É delegado da Polícia Federal no Espírito Santo, oficial de Ligação da PF junto à Secretaria Geral da Interpol, ex-secretário de Segurança do Espírito Santo, mestre em Gestão Pública pela Ufes

Como policial federal, eu me sinto no dever de falar sobre adultização

Não podemos fechar os olhos. Criminosos que abusam de crianças e adolescentes merecem a prisão e, obviamente, penas mais severas. A repressão é fundamental, mas não basta

Publicado em 30/08/2025 às 02h00

Um vídeo publicado pelo youtuber Felca chocou não apenas os brasileiros, mas repercutiu em todo o mundo. Com mais de 48 milhões de visualizações, ele escancarou a realidade da adultização de crianças nas redes sociais e os riscos devastadores da exposição precoce de menores no ambiente digital. Um dos aspectos mais perturbadores revelados é a presença de criminosos sexuais — pedófilos — que não apenas assistem e incentivam esse tipo de conteúdo, mas, em muitos casos, se aproveitam física e emocionalmente das vítimas inicialmente expostas nas redes.

O Brasil está entre os países mais conectados do planeta: mais de 80% da população utiliza redes sociais. Crianças cada vez mais novas criam perfis sem supervisão, tornam-se alvos fáceis de criminosos e se transformam em estatísticas que preferiríamos que não existissem. O vídeo de Felca não só denuncia essa realidade, mas também evidencia a falha sistêmica de proteção — escolas desatentas, plataformas omissas e famílias muitas vezes desinformadas.

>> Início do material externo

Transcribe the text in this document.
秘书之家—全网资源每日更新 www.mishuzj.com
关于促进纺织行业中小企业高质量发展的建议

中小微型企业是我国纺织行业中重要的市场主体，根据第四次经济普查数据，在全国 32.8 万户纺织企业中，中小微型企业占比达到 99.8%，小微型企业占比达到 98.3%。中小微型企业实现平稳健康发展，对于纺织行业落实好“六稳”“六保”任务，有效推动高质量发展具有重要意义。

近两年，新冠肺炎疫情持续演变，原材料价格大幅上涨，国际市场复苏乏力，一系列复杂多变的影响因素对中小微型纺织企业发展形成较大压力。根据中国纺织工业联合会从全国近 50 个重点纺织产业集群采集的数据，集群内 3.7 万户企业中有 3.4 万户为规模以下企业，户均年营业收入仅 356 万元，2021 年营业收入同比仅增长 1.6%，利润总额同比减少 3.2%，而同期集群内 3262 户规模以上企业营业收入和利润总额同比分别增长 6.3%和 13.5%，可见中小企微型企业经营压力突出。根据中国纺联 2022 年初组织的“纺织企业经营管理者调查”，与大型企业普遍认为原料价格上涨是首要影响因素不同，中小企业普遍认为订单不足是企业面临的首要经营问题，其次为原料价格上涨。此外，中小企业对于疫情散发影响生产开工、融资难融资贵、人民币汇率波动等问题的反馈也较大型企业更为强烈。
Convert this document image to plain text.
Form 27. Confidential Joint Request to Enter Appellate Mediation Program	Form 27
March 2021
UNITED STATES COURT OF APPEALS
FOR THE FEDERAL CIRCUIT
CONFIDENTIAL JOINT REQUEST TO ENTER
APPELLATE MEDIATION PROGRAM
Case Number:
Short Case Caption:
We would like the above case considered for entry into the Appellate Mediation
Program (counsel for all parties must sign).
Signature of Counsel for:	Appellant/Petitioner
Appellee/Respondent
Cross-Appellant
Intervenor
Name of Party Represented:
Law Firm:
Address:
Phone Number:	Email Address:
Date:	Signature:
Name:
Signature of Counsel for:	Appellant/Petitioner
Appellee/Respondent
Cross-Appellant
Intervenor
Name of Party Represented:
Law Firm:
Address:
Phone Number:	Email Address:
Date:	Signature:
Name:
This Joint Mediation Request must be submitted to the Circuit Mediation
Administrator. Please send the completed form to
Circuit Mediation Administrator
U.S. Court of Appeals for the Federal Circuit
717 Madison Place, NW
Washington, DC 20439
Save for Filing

Influenciador Felca denunciou os abusos nas redes sociais
Influenciador Felca denunciou os abusos nas redes sociais. Crédito: YouTube/Felca/Reprodução

Dados alarmantes reforçam a gravidade da situação:

  • Em 2023, a SaferNet Brasil recebeu 71.867 novas denúncias de imagens de abuso e exploração sexual infantil online, um aumento de 77% em relação ao ano anterior e o maior número já registrado desde 2006;
  • Entre 2021 e 2023, o país registrou 164.199 casos de violência sexual contra crianças e adolescentes até 19 anos, o que equivale a um estupro a cada 8 minutos; 
  • Em 2023, o Disque 100 registrou 657.200 denúncias, um crescimento de 22,6% em relação ao ano anterior. 

Como policial federal há 22 anos e, sobretudo, como pai de um menino de 12 anos e de uma menina de 6, sinto-me obrigado a falar sobre esse tema. Não à toa, durante meu período à frente da Polícia Federal no Espírito Santo, ampliei um programa que originalmente abordava o tema das drogas incluindo nele a prevenção ao abuso e à exploração sexual de crianças.

Por meio dessa iniciativa, milhares de estudantes da rede pública puderam participar de palestras educativas e, em diversas ocasiões, vítimas se manifestaram durante as apresentações, mostrando o poder da conscientização e da informação para transformar vidas.

Não podemos fechar os olhos. Criminosos que abusam de crianças e adolescentes merecem a prisão e, obviamente, penas mais severas. A repressão é fundamental, mas não basta. Educação e prevenção são tão ou mais importantes. Pais precisam compreender os riscos, dialogar com seus filhos e acompanhar de perto sua vida digital. Crianças devem aprender, desde cedo, que o perigo também se esconde atrás de telas aparentemente inocentes.

A Polícia Federal há algum tempo já trata o tema como absoluta prioridade. Há mais de dois anos, a Direção-Geral da PF criou uma diretoria dedicada exclusivamente a combater os crimes cibernéticos, entre eles a violência sexual praticada contra crianças e adolescentes e disseminada digitalmente. Unidades especializadas também foram implantadas em todos os estados do país.

É preciso, agora, que os demais componentes do poder público — notadamente aqueles que lidam com crianças e adolescentes (secretarias de Educação dos estados e municípios, polícias estaduais, secretarias de Assistência Social, secretarias de Saúde etc.) — também passem a tratar o tema como prioridade. Enquanto não encararmos esse desafio como uma questão central de segurança pública e de saúde social, continuaremos alimentando um ciclo perverso de silêncio, omissão e tragédias anunciadas.

Este texto não traduz, necessariamente, a opinião de A Gazeta.